Le Tribunal administratif de Rennes, statuant en référé, rejette la requête de M. A... pour incompétence de la juridiction administrative. Le litige, qui oppose un particulier à une société de droit privé (Laïta) concernant l'accès à des données personnelles, relève manifestement de l'ordre judiciaire. Le juge fonde sa décision sur l'article L. 522-3 du code de justice administrative, qui lui permet d'écarter une requête lorsque le litige principal n'est pas de son ressort.
Texte intégral
Vu la procédure suivante :
Par une requête, enregistrée le 19 mars 2026, M. B... A... demande au juge des référés :
1°) d’ordonner à la société Laïta de lui communiquer l’intégralité des données personnelles le concernant dans un délai de huit jours à compter de la décision à intervenir, sous astreinte de 150 euros par jour de retard ;
2°) de condamner la société Laïta à lui verser la somme de 2 500 euros à titre de dommages-intérêts,
3°) de mettre à la charge de la société Laïta les entiers dépense ainsi qu’au paiement d’une indemnité sur le fondement de l’article 700 du code de procédure civile.
Vu les pièces du dossier.
Vu le code de justice administrative.
Le président du tribunal a désigné M. Tronel, président, pour statuer sur les demandes de référé.
Considérant ce qui suit :
Le juge administratif ne peut être saisi d’une requête tendant à la mise en œuvre de l’une des procédures régies par le livre V du code de justice administrative que pour autant que le litige principal auquel se rattache ou est susceptible de se rattacher la mesure d’urgence qu’il lui est demandé de prescrire n’échappe pas manifestement à la compétence de la juridiction administrative. A défaut, il peut, en vertu de l’article L. 522-3 du même code, rejeter la requête, par une ordonnance motivée, sans instruction ni audience.

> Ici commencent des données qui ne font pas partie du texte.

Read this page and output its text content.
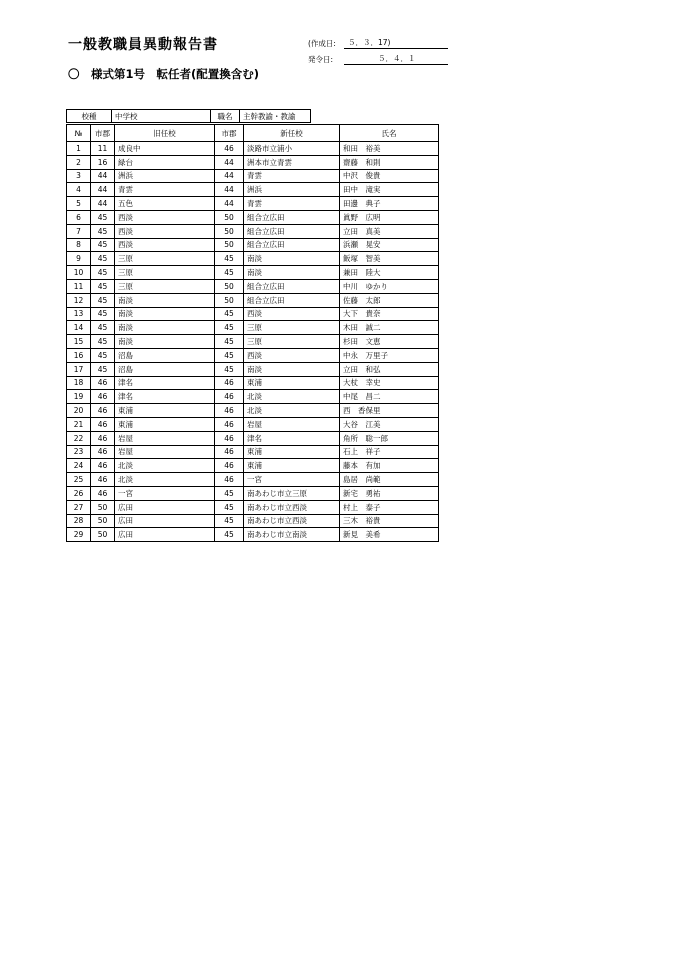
一般教職員異動報告書
〇　様式第1号　転任者(配置換含む)
(作成日:	５．３．17)
発令日:	５．４．１
校種	中学校	職名	主幹教諭・教諭
№	市郡	旧任校	市郡	新任校	氏名
1	11	成良中	46	淡路市立浦小	和田　裕美
2	16	緑台	44	洲本市立青雲	齋藤　和則
3	44	洲浜	44	青雲	中沢　俊貴
4	44	青雲	44	洲浜	田中　滝実
5	44	五色	44	青雲	田邊　典子
6	45	西淡	50	組合立広田	眞野　広明
7	45	西淡	50	組合立広田	立田　真美
8	45	西淡	50	組合立広田	浜瀬　晃安
9	45	三原	45	南淡	飯塚　智美
10	45	三原	45	南淡	兼田　陸大
11	45	三原	50	組合立広田	中川　ゆかり
12	45	南淡	50	組合立広田	佐藤　太郎
13	45	南淡	45	西淡	大下　貴奈
14	45	南淡	45	三原	木田　誠二
15	45	南淡	45	三原	杉田　文恵
16	45	沼島	45	西淡	中永　万里子
17	45	沼島	45	南淡	立田　和弘
18	46	津名	46	東浦	大杖　幸史
19	46	津名	46	北淡	中尾　昌二
20	46	東浦	46	北淡	西　香保里
21	46	東浦	46	岩屋	大谷　江美
22	46	岩屋	46	津名	角所　聡一郎
23	46	岩屋	46	東浦	石上　祥子
24	46	北淡	46	東浦	藤本　有加
25	46	北淡	46	一宮	島居　尚範
26	46	一宮	45	南あわじ市立三原	新宅　勇祐
27	50	広田	45	南あわじ市立西淡	村上　泰子
28	50	広田	45	南あわじ市立西淡	三木　裕貴
29	50	広田	45	南あわじ市立南淡	新見　美希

La requête de M. A... tend à ordonner à la société Laïta, société de droit privé ayant son siège dans le Finistère, de lui communiquer l’intégralité des données personnelles le concernant dans un délai de huit jours à compter de la décision à intervenir, sous astreinte de 150 euros par jour de retard. Cette demande, qui se rapporte à un litige opposant deux personnes privées, ne relève pas de la compétence de la juridiction administrative. Par suite, il y a lieu de la rejeter selon la procédure prévue par l’article L. 522-3 du code de justice administrative.
O R D O N N E :
Article 1er : La requête de M. A... est rejetée comme portée devant une juridiction incompétente pour en connaître.
Article 2 : La présente ordonnance sera notifiée à M. B... A....
Fait à Rennes, le 24 mars 2026.
Le juge des référés,
signé
N. Tronel
La République mande et ordonne au préfet du Finistère en ce qui le concerne ou à tous commissaires de justice à ce requis en ce qui concerne les voies de droit commun, contre les parties privées, de pourvoir à l’exécution de la présente décision.